Known or suspected endocrine-disrupting chemicals from pesticides, flame-retardants, and personal-care products were also present in water samples taken from all eight sites, including those where fish did not exhibit intersex, the news release states.
Wastewater from several sites that discharge municipal effluent or from sites contributing runoff was examined to identify point sources of these compounds. Antibiotics were found in wastewater samples, with municipal effluent having at least seven such compounds, but were not detected in water from other sites, scientists found.
The report, A Reconnaissance for Emerging Contaminants in the South Branch Potomac River, Cacapon River, and Williams River Basins, West Virginia, April–October 2004, is available at pubs.usgs.gov/of/2006/1393.
‘Hidden Hero’ Microbes in Soil, Water May Help Clean Toxic Sites
The Oak Ridge (Tenn.) National Laboratory’s Y-12 National Security Complex is about to get a good cleaning.
Since the 1950s, toxic waste dating from a weapons manufacturing facility has been leaching into groundwater that extends in radioactive plumes for miles from the contaminated site. Florida State University (FSU; Tallahassee) associate professor Joel Kostka and his FSU oceanography department team, during the course of a 5-year study funded by the U.S. Department of Energy (DOE), will test a natural method called bioremediation at the Oak Ridge site, according to an FSU news release.
Bioremediation involves the stimulation of naturally occurring microbes, which Kostka calls “hidden heroes,” to promote bacterial growth in the soil subsurface that scrubs it of potentially deadly radioactive metal.
If bioremediation proves successful on uranium, technetium, and nitrate at the Oak Ridge site, the process should help mitigate contamination at more than 7000 other sites nationwide — and, according to FSU, it will do so more economically and effectively than most conventional methods.

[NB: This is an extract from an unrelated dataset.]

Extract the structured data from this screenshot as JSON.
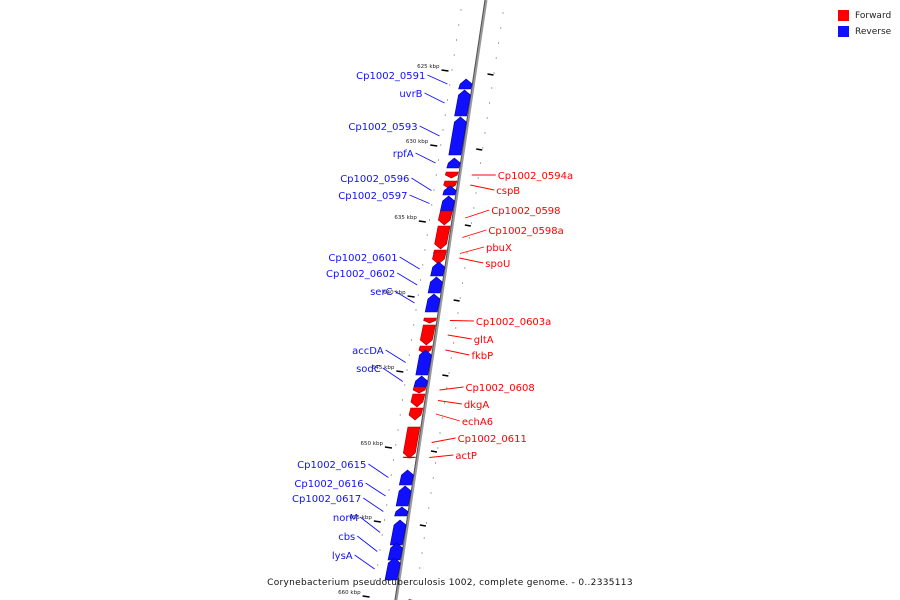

“The stakes are high and the impact potentially huge,” Kostka said. Together, those 7000 U.S. sites encompass an estimated 6.4 billion m3 (1.7 trillion gal) of contaminated water — about four times the nation’s daily water consumption — and about 41 billion m3 (11 trillion gal) of contaminated soil.
Kostka has a 5-year, $1 million share of the total $15 million in DOE funding for the project. With research teams from FSU as well as the lead institution on the project — the Oak Ridge National Laboratory — the project partners will develop models to help predict the rate at which contamination levels drop when using both bioremediation and artificial techniques, such as chemical additions and pH adjustments. Subsurface changes are monitored using geophysical methods that send acoustic, electric, and other signals into the ground.
Kostka’s research team will lead the subsurface microbiology portion of the project.
“As it now stands, bioremediation, which is potentially much cheaper than current technologies, has not been used much at all, but it should be,” Kostka said. “Subsurface aquifers, where most of the radioactive contamination resides, are primary sources of groundwater used for drinking, and contaminated aquifers tend to be extreme environments where microorganisms dominate. These microbes are the ‘hidden heroes’ that do the work of bioremediation. Our new project will provide the basic science necessary to deploy bioremediation technologies at the scales necessary for them to be effective at U.S. DOE sites.”
More information on Kostka’s bioremediation research is available at www.joelkostka.net/biorem.cfm.